Julia D, artist, Kherson. November 30

kids and adults in playground

Life in the occupation is very odd. You feel like you are somewhere in Cuba: it’s hot at all times, and you can’t wrap your mind around a thing. 

When the occupation started, my husband, our son, and I moved in with my parents – they had a big house with a big basement. Through the windows of their house we saw tanks, russian troops, russian armored cars. Parading back and forth. I lived that period filled with fear and despair, I started having panic attacks. It was that indefinite time when we didn’t yet learn that russians won’t bomb the city, since they are living on its streets. 

I felt rage and anger at myself. I felt disappointed that I know nothing but how to paint. I had a pulping thought – we don’t need the art. We need to know how to bandage the wounds, how to drive a car, know secret roads – I needed the skills that would help my family stay alive, not rules of shades. 

The art community of Kherson in its big percentage has left the city, I was alienated, feeling like a Little Prince on an asteroid. Through carousel of these thoughts and feelings, at some point I came to terms with the fact that I won’t be a savior, I’ll be the one needing salvation. Acceptance of one’s role in a critical situation allows you to tame anxiety and act accordingly to your capabilities. 

We returned home and, observing reality,  I started to catch the images, nuances of the horror that was happening outside. I had a pile of white tiles and markers in my apartment and I painted the battles around me. 

To reflect on the war of which I didn’t feel a part of at first was difficult, I felt like I didn’t have the right to do so. Of course, Kherson was in silent terror, but we weren’t bombed like people of Bucha were. I couldn’t depict the grief I didn’t live through and I didn’t want to paint hundreds of dead bodies. I aimed to capture the nuances of russia’s presence, niche aspects of this tragedy that dissolve in the myriad of all the war crimes they are committing. 

My first work in the occupation was about snow cleaning. March in Kherson is cold and I wished for the sun to come out to warm up those, who stayed in the basements. I quickly learned that people in Mariupol are wishing the opposite. Where cold is a lesser problem to not having water derived from snow. I found  myself scared I wished for a wrong thing. 
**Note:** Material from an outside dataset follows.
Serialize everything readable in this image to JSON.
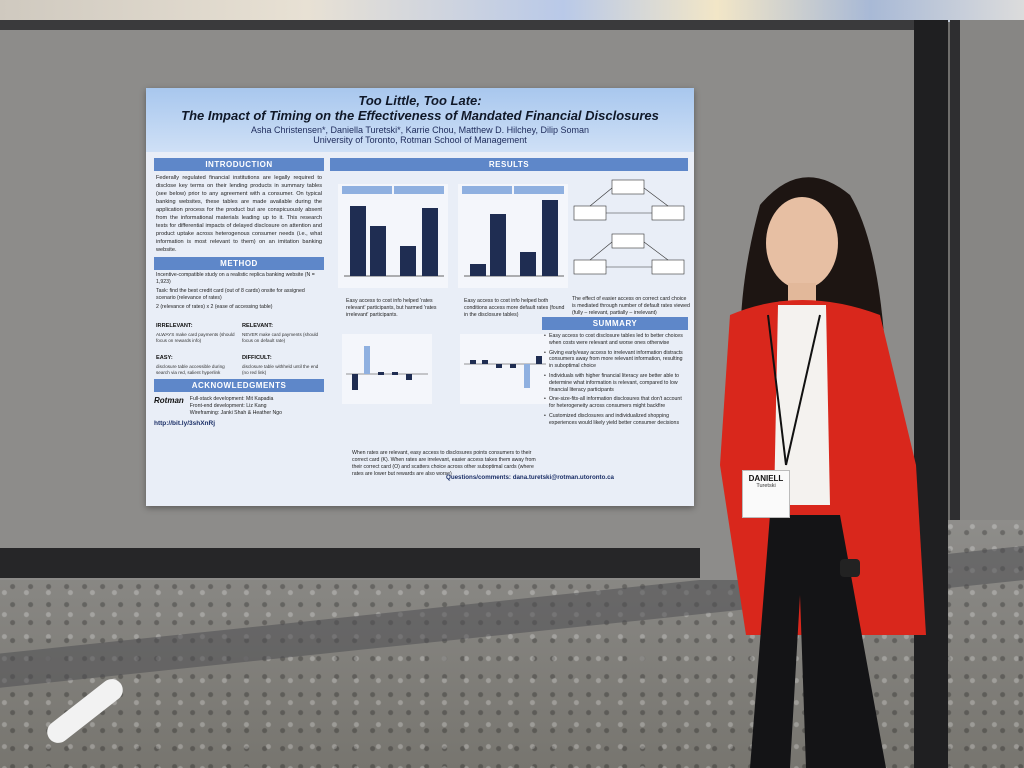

The war progresses multidimensionally. You live your own grief and that of others, complete strangers, simultaneously. You learn there is no remedy for all. 
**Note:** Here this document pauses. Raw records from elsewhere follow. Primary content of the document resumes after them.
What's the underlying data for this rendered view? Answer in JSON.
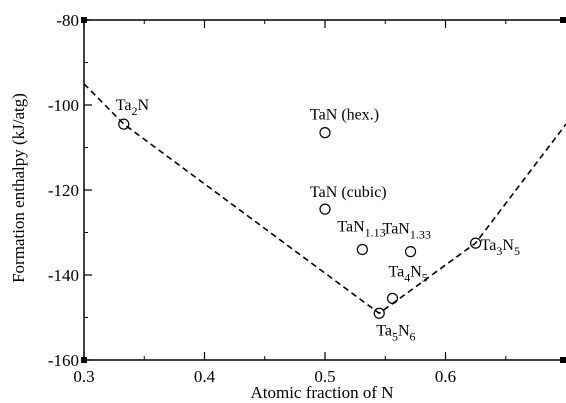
{
  "chart_data": {
    "type": "scatter",
    "title": "",
    "xlabel": "Atomic fraction of N",
    "ylabel": "Formation enthalpy (kJ/atg)",
    "xlim": [
      0.3,
      0.7
    ],
    "ylim": [
      -160,
      -80
    ],
    "x_ticks": [
      0.3,
      0.4,
      0.5,
      0.6
    ],
    "x_tick_labels": [
      "0.3",
      "0.4",
      "0.5",
      "0.6"
    ],
    "y_ticks": [
      -160,
      -140,
      -120,
      -100,
      -80
    ],
    "y_tick_labels": [
      "-160",
      "-140",
      "-120",
      "-100",
      "-80"
    ],
    "grid": false,
    "legend": "none",
    "points": [
      {
        "label": {
          "base": "Ta",
          "sub1": "2",
          "mid": "N",
          "sub2": ""
        },
        "x": 0.333,
        "y": -104.5
      },
      {
        "label": {
          "base": "TaN (hex.)",
          "sub1": "",
          "mid": "",
          "sub2": ""
        },
        "x": 0.5,
        "y": -106.5
      },
      {
        "label": {
          "base": "TaN (cubic)",
          "sub1": "",
          "mid": "",
          "sub2": ""
        },
        "x": 0.5,
        "y": -124.5
      },
      {
        "label": {
          "base": "TaN",
          "sub1": "1.13",
          "mid": "",
          "sub2": ""
        },
        "x": 0.531,
        "y": -134
      },
      {
        "label": {
          "base": "TaN",
          "sub1": "1.33",
          "mid": "",
          "sub2": ""
        },
        "x": 0.571,
        "y": -134.5
      },
      {
        "label": {
          "base": "Ta",
          "sub1": "4",
          "mid": "N",
          "sub2": "5"
        },
        "x": 0.556,
        "y": -145.5
      },
      {
        "label": {
          "base": "Ta",
          "sub1": "5",
          "mid": "N",
          "sub2": "6"
        },
        "x": 0.545,
        "y": -149
      },
      {
        "label": {
          "base": "Ta",
          "sub1": "3",
          "mid": "N",
          "sub2": "5"
        },
        "x": 0.625,
        "y": -132.5
      }
    ],
    "hull_line": {
      "style": "dashed",
      "x": [
        0.3,
        0.333,
        0.545,
        0.625,
        0.7
      ],
      "y": [
        -95,
        -104.5,
        -149,
        -132.5,
        -104.5
      ]
    },
    "colors": {
      "line": "#000000",
      "marker": "#000000",
      "background": "#ffffff"
    }
  }
}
My art was political. I painted russian soldier’s hand ripping the earring off a Ukrainian woman’s ear. A cut out human hand with a russian flag in it. A flying rat with a fake symbol of peace. People dancing on the bones. The last one I did after I saw russians dining at out restaurants, driving our cars, occupying our flats. Sometimes their wives would come to visit, I saw them chatting on terraces like they have no acknowledgment of their evil. It’s interesting that shoring the painting now woth my Ukrainian friends in cities far from the front line, for whom the war is much further away, they feel it’s about them. 

Russians were stealing people from the streets, from their homes. My art was openly anti-russian, but I had a strong conviction they knew nothing of local artists. They didn’t know who I was, they wouldn’t look for me. I always left my phone at home just in case, but I knew russians would think of artists in the very last turn. 

I was able to go online and don’t disclose my conversations. I gave an interview over the summer describing our Kherson, the occupation, my art. Perhaps a mistake, but a sense of a more probable recognition of myself started to grow after that. The article was noticed by many people, it was noticed by russian media, it had my name on it and the footage of my pieces. 

I closed my profiles, changed my pseudonym and had to bring my works , covered in rug, to an abandoned apartment of my friends’ parents.

Occupation is living in constant fear. Days are a cycle of getting resources, trying to buy food, omitting the russian rubles, hearing the news of neighbors disappearing, being silent and hiding. Hiding yourself, hiding your thoughts, your work, your family. 

Only after the liberation have I managed to get my work back. Kherson is now on its second challenge. As russians were kicked out, they started shelling the city with intensity it had never experienced. I don’t know how long it will last, but at least I don’t have to be silent anymore.